Anastasia De Waal, 7 March 2010

An infatuation with various teenage boy bands, combined with aspirations to become the next big concert pianist, made for a tricky case of parental censorship when I requested the score of the latest ‘Hanson’ album for my eleventh birthday. 

Suffice it to say that the request was denied.  As far as I was concerned, the lyrics were undecipherable (hoarse male voices didn’t make for easy translation) and I hadn’t the faintest idea why the songs were ‘unsuitable’.  They just were.  I promptly put the radio on, turned up the volume and attempted to find out what I was missing out on.

 

The early sexualisation of children has captured the attention of politicians throughout Whitehall and the recent publication of a report commissioned by the Home Office has provoked heads to turn to potential solutions.

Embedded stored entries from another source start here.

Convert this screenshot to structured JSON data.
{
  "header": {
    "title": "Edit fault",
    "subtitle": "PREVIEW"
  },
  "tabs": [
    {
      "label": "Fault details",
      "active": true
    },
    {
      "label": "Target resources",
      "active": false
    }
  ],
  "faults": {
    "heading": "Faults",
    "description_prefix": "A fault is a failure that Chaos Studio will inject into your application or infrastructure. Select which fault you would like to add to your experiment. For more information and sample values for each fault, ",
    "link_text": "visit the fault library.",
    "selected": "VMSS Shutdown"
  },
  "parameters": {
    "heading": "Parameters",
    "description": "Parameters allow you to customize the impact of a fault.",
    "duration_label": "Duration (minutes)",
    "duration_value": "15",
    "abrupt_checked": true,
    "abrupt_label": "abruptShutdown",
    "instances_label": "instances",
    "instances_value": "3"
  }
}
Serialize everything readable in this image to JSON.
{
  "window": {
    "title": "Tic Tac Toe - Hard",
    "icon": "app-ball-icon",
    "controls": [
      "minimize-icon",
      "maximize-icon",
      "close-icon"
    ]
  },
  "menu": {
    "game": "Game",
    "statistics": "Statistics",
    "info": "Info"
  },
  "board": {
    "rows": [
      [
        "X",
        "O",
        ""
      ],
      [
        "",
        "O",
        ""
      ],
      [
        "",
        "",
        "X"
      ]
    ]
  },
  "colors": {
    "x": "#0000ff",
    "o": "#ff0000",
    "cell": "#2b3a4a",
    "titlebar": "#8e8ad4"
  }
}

From age restrictions for ‘lads’ mags’ to obligatory parental controls on game consoles, author of the report, Linda Papadopoulous, grapples with an age-old problem aggravated by a generation of young MTV and internet junkies.  Many recommendations echo Tanya Byron’s sentiments made in a similar such study: the need for a culture of responsibility.

 

But just who is going to accept this responsibility?

 

From targeting industries for licentious advertising and better educating children on the irrelevance (and impracticability) of a top-heavy-tiny-waist physique in a real relationship, to emphasising the link between increased sexualisation and violence and the need for early parental intervention, Papadopoulous judiciously covers all bases in her observations.  This birds-eye-view, however, is problematic.  Imposing age restrictions on unsuitable material appears to be a popular one-stop-shop.   It provides practical, unequivocal advice to advertisers and relevant venders and parents are presented with tangible support when curiosity gets the better of their offspring.  But what are the implications of age restrictions on children? Forging identities through their teenage years, the young and impressionable are led to believe that, while they are too young now, one day lads’ mags, ‘Lolita beds’ and the like will be quite suitable. 

 

David Cameron doesn’t do any better either. Though he specifically targets parents in his condemnation of the ‘inappropriate sexualisation’ of children, his proposed plan to provide parents with a forum in which they can voice concerns is just a way of passing the buck to the Advertising Standards Agency.   Just as we’re trying to counter the glamour of the top-heavy, we should also avoid a top-down approach.

 

Instead of asking whether a child would prefer a leather-clad dominatrix Barbie complete with temporary tattoos, or Barbie in pigtails and pink accessories resembling Britney Spears circa 1998, parents should surely think twice – and move on to the next aisle.